Kültür ve Turizm Bakanlığı tarafından desteklenen “Tarihsel Serüvende İstanbul’un Meczupları ve Delileri” proje sergisinin küratörlüğünü Hülya Yazıcı üstleniyor. Proje sergisinde, “Deli Gömleği Giymek”, “Pazarola Hasan Bey”, “ Keçileri Kaçırmak”, “Balıkçı Baba”, “Meczup”, “ Gölge Oyunu”, “Takdiri İlahi”, “Köpekçi Hasan Baba” gibi birçok farklı proje ve hikâye sanatseverlerin ziyaretine sunuluyor.
Sergi iki farklı mekânda ziyaretçilerini bekliyor. Birinci mekân Bağımsız Sanat Vakfı, ikinci mekân ise Yeni Dünya Vakfı olarak karşımıza çıkıyor. Ziyaretçiler için iki mekân da yürüme mesafesinde. Sergide deli ve meczupların gözünden İstanbul şehrinin tarihi okumasının yapılması çok etkileyici. Proje sergisinde atölye katılımcılarının ve sanatçıların üretimlerinin yer aldığı seramik, fotoğraf, resim ve video art bulunuyor. Sergide, “Akıl kişiyi terk ederse deli, kişi aklı terk ederse meczup olur” ifadesinin izi sürülüyor.
Sıra geldi, sergi hakkında ufak tefek detaylar vermeye…
PAZAROLA LAKABIYLA ANILIRDI
Sergide Ece Öz tarafından, “Pazarola Hasan Bey” adıyla yapılan çalışma ziyaretçilerle buluşuyor. Bu çalışmanın hikayesi de İBB Kültür A.Ş. yayınlarından çıkan Nurullah Koltaş imzalı “İstanbul’un 100 Divanesi” kitabından alınarak şu şekilde aktarılmıştır: “1900’lerde Unkapanı’nda Atlamataşı caddesi üzerinde ahşap bir evde yaşardı. Başı biraz büyükçedir. Devrinin en tanınmış simalarından olan Hasan Bey, karşılaştığı kişilere mesleğe göre “Pazarola bakkal başı”, “Pazarola fırıncı başı” diyerek selam verdiğinden, “Pazarola” lakabıyla anılır. Bu şekilde selamlanan kişiler kendilerini talihli addederler.”

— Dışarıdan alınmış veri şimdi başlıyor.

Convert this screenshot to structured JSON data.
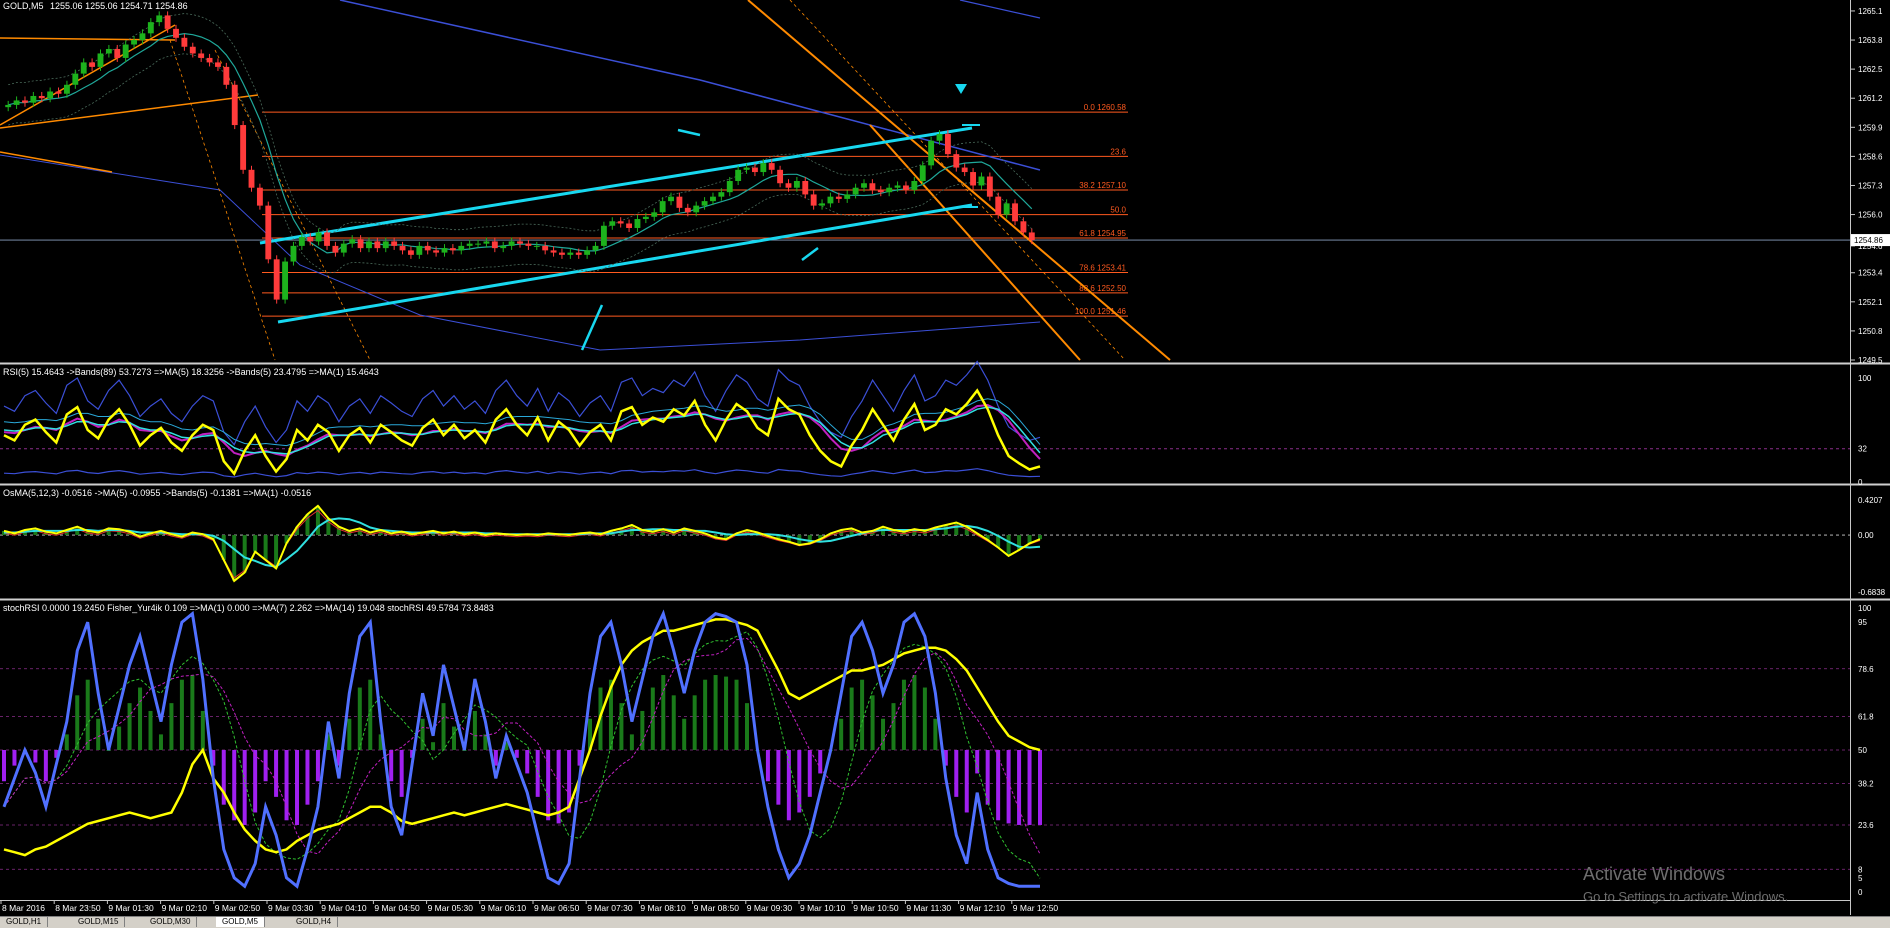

KAYIĞINA BİNDİĞİ KİŞİNİN BEREKETİ ARTARMIŞ
“İstanbul’un 100 divanesi” kitabından başka bir alıntı ise “Balıkçı Baba”dır. Sergide yer alan İrem Yavuz’un yapmış olduğu “Balıkçı Baba” projesinin hikayesi ise şu şekilde: “Bitlis’te dünyaya gelen daha sonra İstanbul’a göç ederek Eyüp Sultan semtine yerleşen Balıkçı Baba’nın asıl adı Abdülcelil’dir. Dört mevsim üzerinde bir aba, başında keçe bir külah, ayakları çıplak bir halde kaldığı tekkeden çıkar ve âdeti olduğu üzere iskeleye iner. İskelede bir tanıdığını görürse onun kayığına biner ve denize açılır. Sadece bir balık tuttuktan sonra karaya çıkar. Kayığına binmiş olduğu kişinin oldukça bereketli bir gün geçirerek kayığını balıkla doldurduğu söylenir. Balıkçı Baba 1748 senesinde vefat etmiş ve Eyüp’te bulunan Hatuniye Dergâhı haziresinde sırlanmıştır” şeklinde anlatılmıştır.

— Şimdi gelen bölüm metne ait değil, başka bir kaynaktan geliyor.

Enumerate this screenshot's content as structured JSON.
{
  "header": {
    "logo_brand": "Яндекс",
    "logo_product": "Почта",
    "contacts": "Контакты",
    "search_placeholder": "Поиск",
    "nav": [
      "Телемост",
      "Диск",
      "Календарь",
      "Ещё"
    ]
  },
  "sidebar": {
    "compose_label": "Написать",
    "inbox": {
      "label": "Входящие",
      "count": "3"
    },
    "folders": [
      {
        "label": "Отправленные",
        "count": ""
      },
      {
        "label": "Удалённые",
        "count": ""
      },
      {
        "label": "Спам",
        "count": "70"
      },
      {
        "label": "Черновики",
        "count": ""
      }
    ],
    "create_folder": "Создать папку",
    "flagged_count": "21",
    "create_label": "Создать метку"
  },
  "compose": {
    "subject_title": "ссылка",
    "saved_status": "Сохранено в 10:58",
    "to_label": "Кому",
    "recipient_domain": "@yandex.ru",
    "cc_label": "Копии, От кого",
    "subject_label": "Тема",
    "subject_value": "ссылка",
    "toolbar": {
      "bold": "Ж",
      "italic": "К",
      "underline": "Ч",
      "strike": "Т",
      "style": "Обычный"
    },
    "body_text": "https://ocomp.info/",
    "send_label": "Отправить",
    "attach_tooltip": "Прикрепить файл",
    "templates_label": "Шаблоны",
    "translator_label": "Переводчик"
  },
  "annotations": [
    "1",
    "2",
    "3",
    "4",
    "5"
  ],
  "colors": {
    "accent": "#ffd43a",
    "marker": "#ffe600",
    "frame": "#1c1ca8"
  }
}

12 MECZUBUN LİDERİ KÖPEKÇİ HASAN BABA
Köpekçi Hasan Baba Projesi cam füzyon tekniği kullanılarak yapılmıştır. Hikaye ise şu sekilde aktarılmış, “19.yy İstanbul’unda yaşamış çeşit çeşit insanın arasında, farkını fark ettiren bir meczup varmış. Mahallesindeki 12 meczubun lideri Hasan Baba. Ona köpekler babası demişler. Arkadaşları da köpeklermiş sırdaşları da. Gel zaman git zaman Hasan Baba ölmüş. Ardından köpekleri ve lakabı kalmış; Köpekçi Hasan Baba diye” anlatılmış olan projenin sahibi Rukiye Kazancı’dır. Camdan yapılmış olan eser 2018 yılına aittir. Bağımsız Sanat vakfında düzenlenen sergi, pazartesi hariç haftanın her günü sanatseverlerin ziyaretine açık. Sergi mekânı saat 11.00’de açılıp 18.00’de kapanıyor. Sergi 13 Ocak’a kadar ziyarete açık olacak.